Additionally, new fields and applications are immersed in CAGD challenges. Foremost among these are alternative materials, including new design and manufacturing (and design-for-manufacturing) techniques, carbon fiber composite materials, and additive manufacturing with materials ranging from polymers to titanium. A slightly different perspective involves meeting existing challenges by taking advantage of new approaches such as isogeometric analysis, which, among other benefits, alleviates the prevalent problem of producing grids from existing geometrical representations to perform various analyses. This in turn leads to the issues of alternative geometrical representations designed to overcome limitations to traditional representations, such as tensor-product polynomial splines and NURBS. Generally such alternatives require a tradeoff with traditional representations. Rational Geometric Splines (RAGS) [6, 7] which are designed to preserve the most important properties of the traditional spline representation without the inherent restrictive rectangular topology, offer an example of one such tradeoff. See Figure 4 for an example of RAGS modeling a surface of higher-order genus incompatible with traditional methods.
Figure 4. An example of RAGS modeling a surface of higher-order genus. On the left is a grid, and on the right is a surface with colored patches. Image credit: .
Further enforcement of interactions between CAD and virtual reality is another promising research line for the future. This might allow more intuitive means to replace the current practice of interacting with geometric models using mouse and keyboard. Fünfzig et al. offer a first step in this direction by describing a haptic interaction with a CAD profile curve . Future CAD designers might work in 3D immersion with the CAD objects and feel, move, and modify them via appropriate intuitive interfaces.

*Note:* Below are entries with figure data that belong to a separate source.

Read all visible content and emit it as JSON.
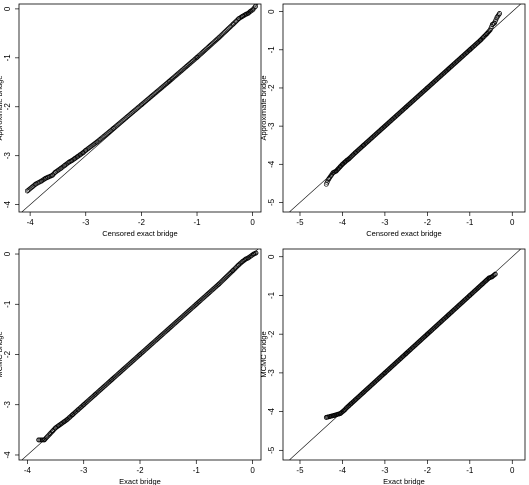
{
  "chart_data": [
    {
      "type": "scatter",
      "xlabel": "Censored exact bridge",
      "ylabel": "Approximate bridge",
      "xlim": [
        -4.2,
        0.15
      ],
      "ylim": [
        -4.15,
        0.1
      ],
      "xticks": [
        -4,
        -3,
        -2,
        -1,
        0
      ],
      "yticks": [
        -4,
        -3,
        -2,
        -1,
        0
      ],
      "reference_line": "y = x",
      "grid": false,
      "series": [
        {
          "x": [
            -4.05,
            -3.9,
            -3.8,
            -3.72,
            -3.68,
            -3.6,
            -3.55,
            -3.45,
            -3.38,
            -3.3,
            -3.25,
            -3.2,
            -3.15,
            -3.1,
            -3.05,
            -3.0,
            -2.8,
            -2.5,
            -2.0,
            -1.5,
            -1.0,
            -0.6,
            -0.35,
            -0.25,
            -0.18,
            -0.12,
            -0.08,
            -0.04,
            0.0,
            0.05
          ],
          "y": [
            -3.72,
            -3.58,
            -3.52,
            -3.46,
            -3.44,
            -3.4,
            -3.34,
            -3.26,
            -3.2,
            -3.13,
            -3.1,
            -3.06,
            -3.02,
            -2.98,
            -2.94,
            -2.89,
            -2.72,
            -2.44,
            -1.96,
            -1.48,
            -0.99,
            -0.58,
            -0.31,
            -0.2,
            -0.15,
            -0.11,
            -0.09,
            -0.05,
            -0.02,
            0.05
          ]
        }
      ]
    },
    {
      "type": "scatter",
      "xlabel": "Censored exact bridge",
      "ylabel": "Approximate bridge",
      "xlim": [
        -5.4,
        0.3
      ],
      "ylim": [
        -5.25,
        0.2
      ],
      "xticks": [
        -5,
        -4,
        -3,
        -2,
        -1,
        0
      ],
      "yticks": [
        -5,
        -4,
        -3,
        -2,
        -1,
        0
      ],
      "reference_line": "y = x",
      "grid": false,
      "series": [
        {
          "x": [
            -4.38,
            -4.32,
            -4.22,
            -4.15,
            -4.1,
            -4.05,
            -4.0,
            -3.95,
            -3.9,
            -3.85,
            -3.7,
            -3.5,
            -3.0,
            -2.5,
            -2.0,
            -1.5,
            -1.0,
            -0.75,
            -0.6,
            -0.52,
            -0.47,
            -0.42,
            -0.36,
            -0.3
          ],
          "y": [
            -4.52,
            -4.38,
            -4.22,
            -4.18,
            -4.12,
            -4.06,
            -4.0,
            -3.95,
            -3.9,
            -3.86,
            -3.7,
            -3.5,
            -3.0,
            -2.5,
            -2.0,
            -1.5,
            -1.0,
            -0.75,
            -0.58,
            -0.48,
            -0.34,
            -0.3,
            -0.15,
            -0.05
          ]
        }
      ]
    },
    {
      "type": "scatter",
      "xlabel": "Exact bridge",
      "ylabel": "MCMC bridge",
      "xlim": [
        -4.15,
        0.15
      ],
      "ylim": [
        -4.1,
        0.1
      ],
      "xticks": [
        -4,
        -3,
        -2,
        -1,
        0
      ],
      "yticks": [
        -4,
        -3,
        -2,
        -1,
        0
      ],
      "reference_line": "y = x",
      "grid": false,
      "series": [
        {
          "x": [
            -3.8,
            -3.7,
            -3.6,
            -3.55,
            -3.5,
            -3.45,
            -3.4,
            -3.35,
            -3.3,
            -3.25,
            -3.2,
            -3.1,
            -3.0,
            -2.8,
            -2.5,
            -2.0,
            -1.5,
            -1.0,
            -0.6,
            -0.35,
            -0.25,
            -0.18,
            -0.12,
            -0.08,
            0.02,
            0.06
          ],
          "y": [
            -3.7,
            -3.7,
            -3.58,
            -3.52,
            -3.46,
            -3.42,
            -3.38,
            -3.34,
            -3.3,
            -3.25,
            -3.2,
            -3.1,
            -3.0,
            -2.8,
            -2.5,
            -2.0,
            -1.5,
            -1.0,
            -0.6,
            -0.33,
            -0.22,
            -0.15,
            -0.1,
            -0.08,
            0.0,
            0.02
          ]
        }
      ]
    },
    {
      "type": "scatter",
      "xlabel": "Exact bridge",
      "ylabel": "MCMC bridge",
      "xlim": [
        -5.4,
        0.3
      ],
      "ylim": [
        -5.25,
        0.2
      ],
      "xticks": [
        -5,
        -4,
        -3,
        -2,
        -1,
        0
      ],
      "yticks": [
        -5,
        -4,
        -3,
        -2,
        -1,
        0
      ],
      "reference_line": "y = x",
      "grid": false,
      "series": [
        {
          "x": [
            -4.38,
            -4.2,
            -4.05,
            -3.95,
            -3.9,
            -3.85,
            -3.8,
            -3.7,
            -3.5,
            -3.0,
            -2.5,
            -2.0,
            -1.5,
            -1.0,
            -0.8,
            -0.7,
            -0.62,
            -0.55,
            -0.48,
            -0.4
          ],
          "y": [
            -4.15,
            -4.1,
            -4.05,
            -3.96,
            -3.9,
            -3.85,
            -3.8,
            -3.7,
            -3.5,
            -3.0,
            -2.5,
            -2.0,
            -1.5,
            -1.0,
            -0.8,
            -0.7,
            -0.62,
            -0.55,
            -0.52,
            -0.45
          ]
        }
      ]
    }
  ]
}
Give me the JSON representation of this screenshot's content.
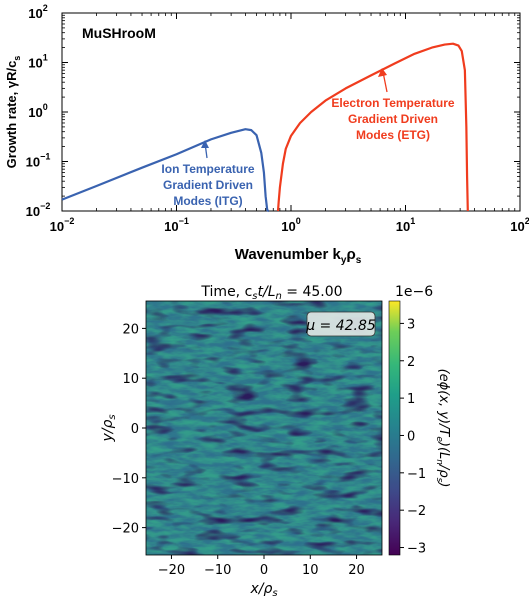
{
  "chart_data": [
    {
      "type": "line",
      "title": "",
      "in_plot_label": "MuSHrooM",
      "xlabel": "Wavenumber  k",
      "xlabel_sub1": "y",
      "xlabel_mid": "ρ",
      "xlabel_sub2": "s",
      "ylabel": "Growth rate, γR/c",
      "ylabel_sub": "s",
      "xscale": "log",
      "yscale": "log",
      "xlim": [
        0.01,
        100
      ],
      "ylim": [
        0.01,
        100
      ],
      "x_ticks": [
        {
          "value": 0.01,
          "base": "10",
          "exp": "−2"
        },
        {
          "value": 0.1,
          "base": "10",
          "exp": "−1"
        },
        {
          "value": 1,
          "base": "10",
          "exp": "0"
        },
        {
          "value": 10,
          "base": "10",
          "exp": "1"
        },
        {
          "value": 100,
          "base": "10",
          "exp": "2"
        }
      ],
      "y_ticks": [
        {
          "value": 0.01,
          "base": "10",
          "exp": "−2"
        },
        {
          "value": 0.1,
          "base": "10",
          "exp": "−1"
        },
        {
          "value": 1,
          "base": "10",
          "exp": "0"
        },
        {
          "value": 10,
          "base": "10",
          "exp": "1"
        },
        {
          "value": 100,
          "base": "10",
          "exp": "2"
        }
      ],
      "series": [
        {
          "color": "#3a63b0",
          "x": [
            0.01,
            0.02,
            0.05,
            0.1,
            0.2,
            0.3,
            0.4,
            0.45,
            0.5,
            0.55,
            0.58,
            0.6,
            0.62,
            0.63,
            0.64
          ],
          "y": [
            0.017,
            0.032,
            0.075,
            0.14,
            0.28,
            0.38,
            0.45,
            0.43,
            0.34,
            0.15,
            0.06,
            0.02,
            0.0105,
            0.0101,
            0.01
          ]
        },
        {
          "color": "#f03c1e",
          "x": [
            0.77,
            0.78,
            0.8,
            0.85,
            0.9,
            1.0,
            1.2,
            1.5,
            2,
            3,
            5,
            8,
            12,
            17,
            22,
            26,
            29,
            31,
            33,
            34,
            34.5,
            35
          ],
          "y": [
            0.01,
            0.015,
            0.03,
            0.09,
            0.18,
            0.33,
            0.6,
            1.0,
            1.7,
            3.0,
            5.5,
            9.5,
            15,
            20,
            23,
            24,
            22,
            17,
            7,
            0.5,
            0.05,
            0.01
          ]
        }
      ],
      "annotations": [
        {
          "lines": [
            "Ion Temperature",
            "Gradient Driven",
            "Modes (ITG)"
          ],
          "color": "#3a63b0",
          "arrow_to": [
            0.2,
            0.28
          ]
        },
        {
          "lines": [
            "Electron Temperature",
            "Gradient Driven",
            "Modes (ETG)"
          ],
          "color": "#f03c1e",
          "arrow_to": [
            6,
            10
          ]
        }
      ]
    },
    {
      "type": "heatmap",
      "title": "Time, c",
      "title_sub1": "s",
      "title_mid": "t/L",
      "title_sub2": "n",
      "title_value": " = 45.00",
      "in_plot_box": "μ = 42.85",
      "xlabel": "x/ρ",
      "xlabel_sub": "s",
      "ylabel": "y/ρ",
      "ylabel_sub": "s",
      "xlim": [
        -25.5,
        25.5
      ],
      "ylim": [
        -25.5,
        25.5
      ],
      "x_ticks": [
        "−20",
        "−10",
        "0",
        "10",
        "20"
      ],
      "x_tick_values": [
        -20,
        -10,
        0,
        10,
        20
      ],
      "y_ticks": [
        "−20",
        "−10",
        "0",
        "10",
        "20"
      ],
      "y_tick_values": [
        -20,
        -10,
        0,
        10,
        20
      ],
      "colormap": "viridis",
      "colorbar": {
        "label": "(eϕ(x, y)/T",
        "label_sub1": "e",
        "label_mid": ")(L",
        "label_sub2": "n",
        "label_end": "/ρ",
        "label_sub3": "s",
        "label_close": ")",
        "offset_text": "1e−6",
        "range": [
          -3.2,
          3.6
        ],
        "ticks": [
          -3,
          -2,
          -1,
          0,
          1,
          2,
          3
        ],
        "tick_labels": [
          "−3",
          "−2",
          "−1",
          "0",
          "1",
          "2",
          "3"
        ]
      },
      "field_description": "turbulent fluctuation field, stripes elongated along x"
    }
  ]
}
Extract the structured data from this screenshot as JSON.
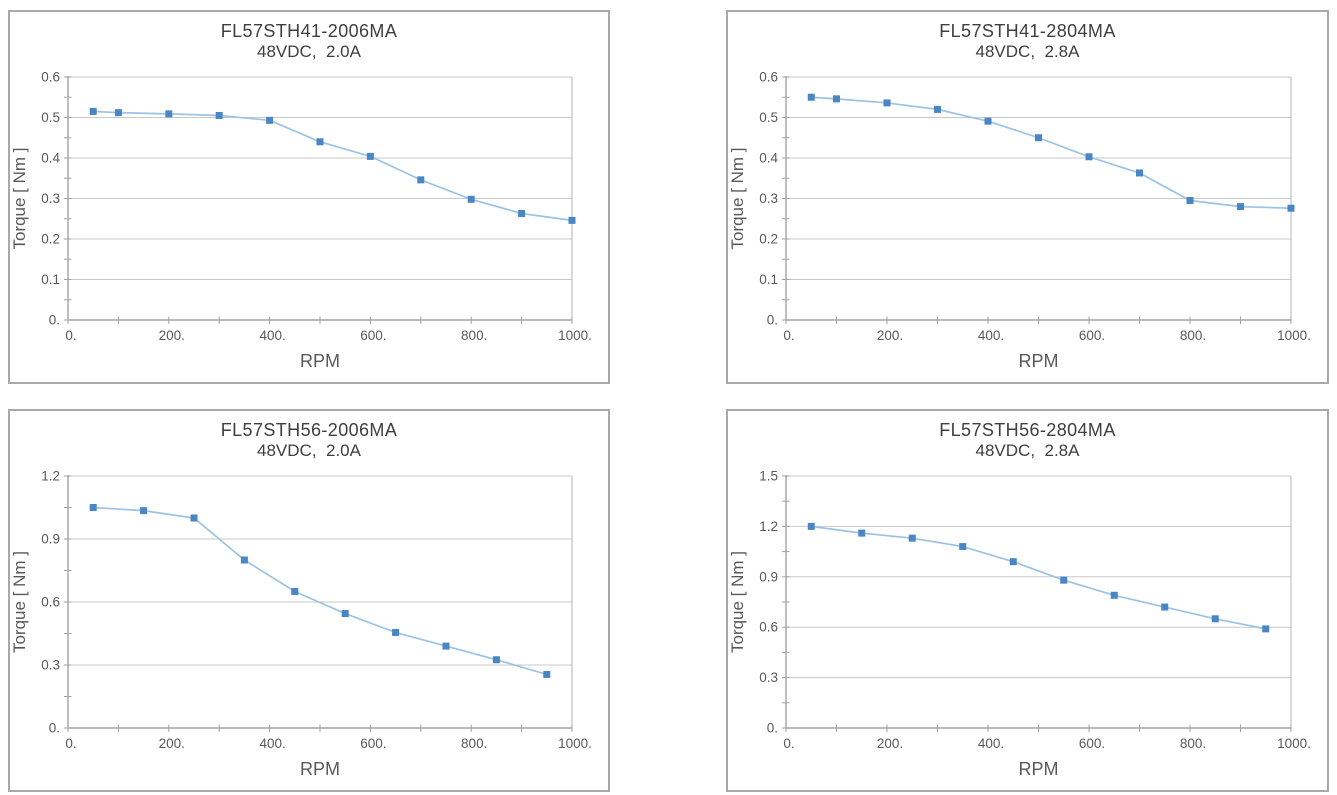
{
  "style": {
    "marker_color": "#4a86c4",
    "line_color": "#9cc2e5",
    "grid_color": "#c8c8c8",
    "axis_color": "#a2a2a2",
    "frame_color": "#b5b5b5",
    "tick_label_color": "#595959",
    "title_color": "#3f3f3f",
    "panel_border_color": "#a9a9a9",
    "background_color": "#ffffff"
  },
  "chart_data": [
    {
      "id": "fl57sth41-2006ma",
      "type": "line",
      "title": "FL57STH41-2006MA",
      "subtitle": "48VDC,  2.0A",
      "xlabel": "RPM",
      "ylabel": "Torque [ Nm ]",
      "xlim": [
        0,
        1000
      ],
      "ylim": [
        0,
        0.6
      ],
      "grid": "horizontal-major-only",
      "legend": "none",
      "xticks": {
        "major_step": 200,
        "minor_step": 100,
        "labels": [
          "0.",
          "200.",
          "400.",
          "600.",
          "800.",
          "1000."
        ]
      },
      "yticks": {
        "major_step": 0.1,
        "minor_step": 0.05,
        "labels": [
          "0.",
          "0.1",
          "0.2",
          "0.3",
          "0.4",
          "0.5",
          "0.6"
        ]
      },
      "x": [
        50,
        100,
        200,
        300,
        400,
        500,
        600,
        700,
        800,
        900,
        1000
      ],
      "y": [
        0.515,
        0.512,
        0.509,
        0.505,
        0.493,
        0.44,
        0.404,
        0.346,
        0.298,
        0.263,
        0.246
      ]
    },
    {
      "id": "fl57sth41-2804ma",
      "type": "line",
      "title": "FL57STH41-2804MA",
      "subtitle": "48VDC,  2.8A",
      "xlabel": "RPM",
      "ylabel": "Torque [ Nm ]",
      "xlim": [
        0,
        1000
      ],
      "ylim": [
        0,
        0.6
      ],
      "grid": "horizontal-major-only",
      "legend": "none",
      "xticks": {
        "major_step": 200,
        "minor_step": 100,
        "labels": [
          "0.",
          "200.",
          "400.",
          "600.",
          "800.",
          "1000."
        ]
      },
      "yticks": {
        "major_step": 0.1,
        "minor_step": 0.05,
        "labels": [
          "0.",
          "0.1",
          "0.2",
          "0.3",
          "0.4",
          "0.5",
          "0.6"
        ]
      },
      "x": [
        50,
        100,
        200,
        300,
        400,
        500,
        600,
        700,
        800,
        900,
        1000
      ],
      "y": [
        0.55,
        0.546,
        0.536,
        0.52,
        0.491,
        0.45,
        0.403,
        0.363,
        0.295,
        0.28,
        0.276
      ]
    },
    {
      "id": "fl57sth56-2006ma",
      "type": "line",
      "title": "FL57STH56-2006MA",
      "subtitle": "48VDC,  2.0A",
      "xlabel": "RPM",
      "ylabel": "Torque [ Nm ]",
      "xlim": [
        0,
        1000
      ],
      "ylim": [
        0,
        1.2
      ],
      "grid": "horizontal-major-only",
      "legend": "none",
      "xticks": {
        "major_step": 200,
        "minor_step": 100,
        "labels": [
          "0.",
          "200.",
          "400.",
          "600.",
          "800.",
          "1000."
        ]
      },
      "yticks": {
        "major_step": 0.3,
        "minor_step": 0.15,
        "labels": [
          "0.",
          "0.3",
          "0.6",
          "0.9",
          "1.2"
        ]
      },
      "x": [
        50,
        150,
        250,
        350,
        450,
        550,
        650,
        750,
        850,
        950
      ],
      "y": [
        1.05,
        1.035,
        1.0,
        0.8,
        0.65,
        0.545,
        0.455,
        0.39,
        0.325,
        0.255
      ]
    },
    {
      "id": "fl57sth56-2804ma",
      "type": "line",
      "title": "FL57STH56-2804MA",
      "subtitle": "48VDC,  2.8A",
      "xlabel": "RPM",
      "ylabel": "Torque [ Nm ]",
      "xlim": [
        0,
        1000
      ],
      "ylim": [
        0,
        1.5
      ],
      "grid": "horizontal-major-only",
      "legend": "none",
      "xticks": {
        "major_step": 200,
        "minor_step": 100,
        "labels": [
          "0.",
          "200.",
          "400.",
          "600.",
          "800.",
          "1000."
        ]
      },
      "yticks": {
        "major_step": 0.3,
        "minor_step": 0.15,
        "labels": [
          "0.",
          "0.3",
          "0.6",
          "0.9",
          "1.2",
          "1.5"
        ]
      },
      "x": [
        50,
        150,
        250,
        350,
        450,
        550,
        650,
        750,
        850,
        950
      ],
      "y": [
        1.2,
        1.16,
        1.13,
        1.08,
        0.99,
        0.88,
        0.79,
        0.72,
        0.65,
        0.59
      ]
    }
  ]
}
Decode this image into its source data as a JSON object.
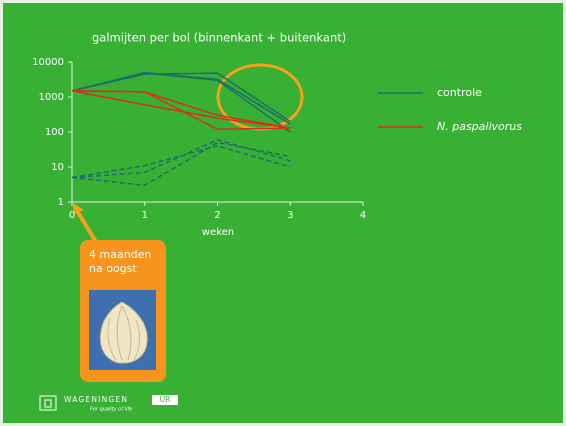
{
  "chart_data": {
    "type": "line",
    "title": "galmijten per bol (binnenkant + buitenkant)",
    "xlabel": "weken",
    "x": [
      0,
      1,
      2,
      3
    ],
    "xlim": [
      0,
      4
    ],
    "xticks": [
      0,
      1,
      2,
      3,
      4
    ],
    "ylim": [
      1,
      10000
    ],
    "yticks": [
      1,
      10,
      100,
      1000,
      10000
    ],
    "log_y": true,
    "legend": "right",
    "series": [
      {
        "name": "controle",
        "color": "#1f6e6a",
        "dashed": false,
        "values": [
          1500,
          4500,
          4800,
          200
        ]
      },
      {
        "name": "controle",
        "color": "#1f6e6a",
        "dashed": false,
        "values": [
          1500,
          5000,
          3200,
          170
        ]
      },
      {
        "name": "controle",
        "color": "#1f6e6a",
        "dashed": false,
        "values": [
          1500,
          4800,
          3000,
          100
        ]
      },
      {
        "name": "N. paspalivorus",
        "color": "#d9301c",
        "dashed": false,
        "values": [
          1500,
          1400,
          120,
          130
        ]
      },
      {
        "name": "N. paspalivorus",
        "color": "#d9301c",
        "dashed": false,
        "values": [
          1500,
          600,
          250,
          130
        ]
      },
      {
        "name": "N. paspalivorus",
        "color": "#d9301c",
        "dashed": false,
        "values": [
          1500,
          1400,
          300,
          130
        ]
      },
      {
        "name": "controle",
        "color": "#1f6e6a",
        "dashed": true,
        "values": [
          5,
          3,
          50,
          20
        ]
      },
      {
        "name": "controle",
        "color": "#1f6e6a",
        "dashed": true,
        "values": [
          5,
          7,
          60,
          15
        ]
      },
      {
        "name": "controle",
        "color": "#1f6e6a",
        "dashed": true,
        "values": [
          5,
          11,
          40,
          10
        ]
      }
    ]
  },
  "callout": {
    "lines": [
      "4 maanden",
      "na oogst"
    ]
  },
  "logo": {
    "name": "WAGENINGEN",
    "badge": "UR",
    "tagline": "For quality of life"
  }
}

Healthy membership numbers and diversity of participating fields (academia, industry, and government) attest to both the relevance of the field and the SIAG/GD’s vibrancy. Conference attendance has remained modest but steady; the 2017 conference on geometric design will be held next July with the SIAM Annual Meeting in Pittsburgh, PA. Membership diversity is a high priority for SIAM; this is especially true within the SIAG, which reaches out to young and underrepresented practitioners and researchers through outreach programs. Meanwhile, the existence of other active contributing organizations, such as the Association for Computing Machinery’s Symposium on Solid and Physical Modeling, Shape Modeling International, and the Symposium on Geometry Processing, demonstrates the continued relevance of geometric design. In fact, the three organizations hosted a joint event—the International Geometry Summit 2016—in Berlin, Germany this summer titled the International Geometry Summit 2016. Plans for a follow-up event with SIAG/GD as a participant are materializing.